Cerita dibuka dengan visualisasi keharmonisan ritual adat masyarakat Papua yang memperlihatkan eratnya hubungan spiritual dan sosial antara manusia, alam, dan leluhur. Namun, kedamaian tersebut berubah drastis ketika kapal-kapal besar mulai merapat, menurunkan ratusan ekskavator, alat berat, serta pengawalan aparat militer ke kampung mereka.
Kedatangan industri ini merupakan bagian dari eksekusi Proyek Strategis Nasional (PSN) pemerintah, yang mencakup pembukaan jutaan hektar hutan ulayat demi proyek ketahanan pangan, tebu, sawit, biodiesel, hingga bioetanol. Melalui mata para tokoh lokal, seperti Yasinta Moiwend dari suku Marind Anim, penonton diajak melihat bagaimana hutan adat perlahan digunduli dan berubah menjadi kawasan industri yang dijaga ketat.
Konflik dan Simbol Perlawanan
Film ini dengan tajam merekam benturan sosial, hukum, dan fisik di lapangan. Perlawanan masyarakat adat digambarkan secara emosional melalui berbagai aksi simbolis:
Gerakan Salib Merah: Komunitas suku Awyu di Boven Digoel menolak perampasan tanah dengan memasang palang adat dan simbol salib merah di pohon-pohon hutan mereka. Gerakan ini kemudian meluas ke pesisir sungai Digoel sebagai benteng pertahanan terakhir mereka.
Patok Militer: Di sisi lain, Vincent Kwipalo dari suku Yei menemukan kenyataan pahit saat tanah marganya secara sepihak dipatok dengan tulisan "Tanah Milik TNI AD".
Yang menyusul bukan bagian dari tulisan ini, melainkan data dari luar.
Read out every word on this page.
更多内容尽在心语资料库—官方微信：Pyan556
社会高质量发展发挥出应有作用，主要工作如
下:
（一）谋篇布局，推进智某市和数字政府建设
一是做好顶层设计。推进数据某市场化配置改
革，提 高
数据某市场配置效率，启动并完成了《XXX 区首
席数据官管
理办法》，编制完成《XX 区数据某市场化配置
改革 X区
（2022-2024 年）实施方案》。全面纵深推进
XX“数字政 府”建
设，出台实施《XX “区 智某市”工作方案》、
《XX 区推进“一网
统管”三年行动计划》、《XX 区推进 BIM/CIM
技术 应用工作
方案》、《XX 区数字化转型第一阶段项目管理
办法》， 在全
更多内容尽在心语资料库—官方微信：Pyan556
Selain menampilkan bentrokan di lapangan, dokumenter investigatif ini memperlihatkan penelusuran data mengenai afiliasi bisnis dan siapa saja aktor utama di balik gurita korporasi yang menerima manfaat terbesar dari eksploitasi tanah Papua tersebut.
Perilisan
Pada 25 April 2026, penayangan film tersebut di Pendopo Pusat Pastoral Mahasiswa Daerah Istimewa Yogyakarta dibatalkan oleh Pusat Pastoral Yogyakarta.[2] Pada 8 Mei 2026, acara nonton bareng film tersebut di Universitas Islam Negeri Mataram dibubarkan setelah 3 menit penayangan.[3] Sementara itu, penolakan penayangan film tersebut juga dilakukan oleh Komite Nasional Pemuda Indonesia (KNPI) Kalimantan Selatan.[4]